How do I read the Nth line of a file and print it to a new file? [duplicate]

Question

I have a folder called foo. Foo has some other folders which might have sub folders and text files. I want to find every file which begins with the name year and and read its Nth line and print it to a new file. For example foo has a file called year1 and the sub folders have files called year2, year3 etc. The program will print the 1st line of year1 to a file called writeout, then it will print the 2nd line of year2 to the file writeout etc.

I also didn't really understand how to do a for loop for a file.

So far I have:

#!/bin/bash

for year* in ~/foo
do
  Here I tried writing some code using the sed command but I can't think of something       else.
done

I also get a message in the terminal which says `year*' not a valid identifier. Any ideas?

Answer 1

Sed can help you.

Recall that sed will normally process all lines in a file AND print each line in the file.

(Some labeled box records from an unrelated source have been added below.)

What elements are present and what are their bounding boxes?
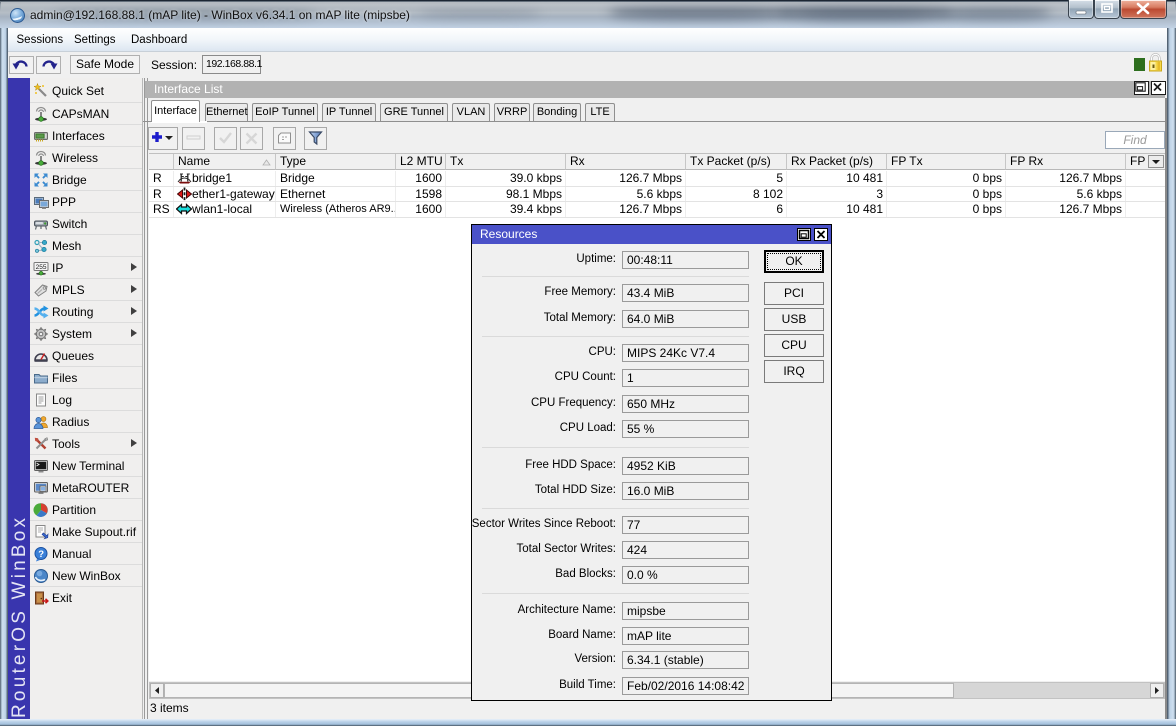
svg-text:255: 255 <box>36 264 47 271</box>
svg-text:?: ? <box>38 548 44 559</box>
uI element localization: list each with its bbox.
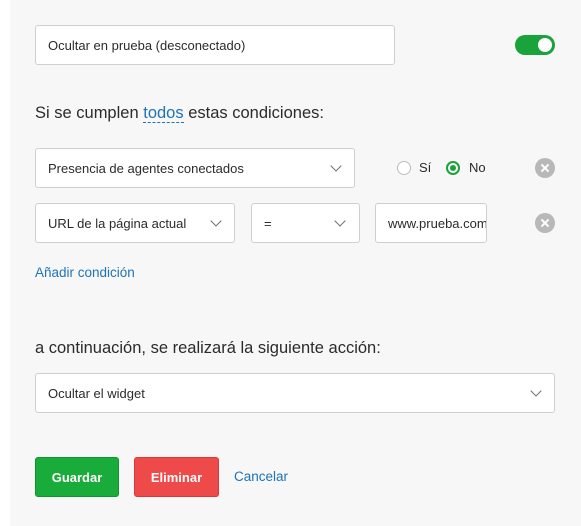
save-button[interactable]: Guardar — [35, 457, 119, 497]
cancel-link[interactable]: Cancelar — [234, 469, 288, 484]
chevron-down-icon — [530, 385, 542, 397]
rule-name-input[interactable]: Ocultar en prueba (desconectado) — [35, 25, 395, 65]
condition-1-field-value: Presencia de agentes conectados — [48, 160, 244, 176]
condition-2-remove-icon[interactable] — [535, 213, 555, 233]
condition-1-radio-no-label: No — [469, 160, 486, 175]
conditions-mode-link[interactable]: todos — [143, 104, 184, 123]
condition-1-radio-no[interactable] — [446, 161, 460, 175]
conditions-heading-suffix: estas condiciones: — [188, 104, 324, 122]
condition-2-field-value: URL de la página actual — [48, 215, 187, 231]
action-heading: a continuación, se realizará la siguient… — [35, 339, 381, 357]
condition-2-value-input[interactable]: www.prueba.com — [375, 203, 487, 243]
chevron-down-icon — [210, 215, 222, 227]
condition-2-operator-value: = — [264, 215, 272, 231]
action-select-value: Ocultar el widget — [48, 385, 145, 401]
conditions-heading-prefix: Si se cumplen — [35, 104, 139, 122]
toggle-knob — [538, 38, 552, 52]
chevron-down-icon — [334, 215, 346, 227]
chevron-down-icon — [330, 160, 342, 172]
condition-2-value-text: www.prueba.com — [388, 215, 487, 231]
conditions-heading: Si se cumplen todos estas condiciones: — [35, 104, 324, 123]
condition-2-operator-select[interactable]: = — [251, 203, 360, 243]
add-condition-link[interactable]: Añadir condición — [35, 265, 135, 280]
action-select[interactable]: Ocultar el widget — [35, 373, 555, 413]
rule-editor-panel — [10, 0, 581, 526]
rule-name-value: Ocultar en prueba (desconectado) — [48, 37, 246, 53]
delete-button[interactable]: Eliminar — [134, 457, 219, 497]
condition-1-radio-si-label: Sí — [419, 160, 432, 175]
condition-1-field-select[interactable]: Presencia de agentes conectados — [35, 148, 355, 188]
rule-enabled-toggle[interactable] — [515, 35, 555, 55]
condition-2-field-select[interactable]: URL de la página actual — [35, 203, 235, 243]
condition-1-remove-icon[interactable] — [535, 158, 555, 178]
condition-1-radio-si[interactable] — [397, 161, 411, 175]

You can turn off that feature, and have sed only print lines of interest by matching a pattern or line number.

So, to print the 2nd line of file 2, you can say

sed -n '2p' file2 > newFile2

To print the 2nd line and then stop processing add the q (for quit) command (you also need braces to group the 2 commands together), i.e.

sed -n '2{p;q;}' file2 > newFile2

(if you are processing large files, this can be quite a time saving).

To make that more general, you can change the number to a variable that will hold a number, i.e.

  lineNo=3
  sed -n "${lineNo}{p;q;}" file3 > newFile3

If you want all of your sliced lines to go into 1 file, then use the shells 'append-redirection', i.e.

 for lineNo in 1 2 3 4 5 ; do
     sed -n  "${lineNo}{p;q;}" file${lineNo} >> aggregateFile
 done

The other postings, with using the results of find ... to drive your filelist, are an excellent approach.

I hope this helps.

Answer 2

Here is one way to do it:

awk "NR==$YEAR" $file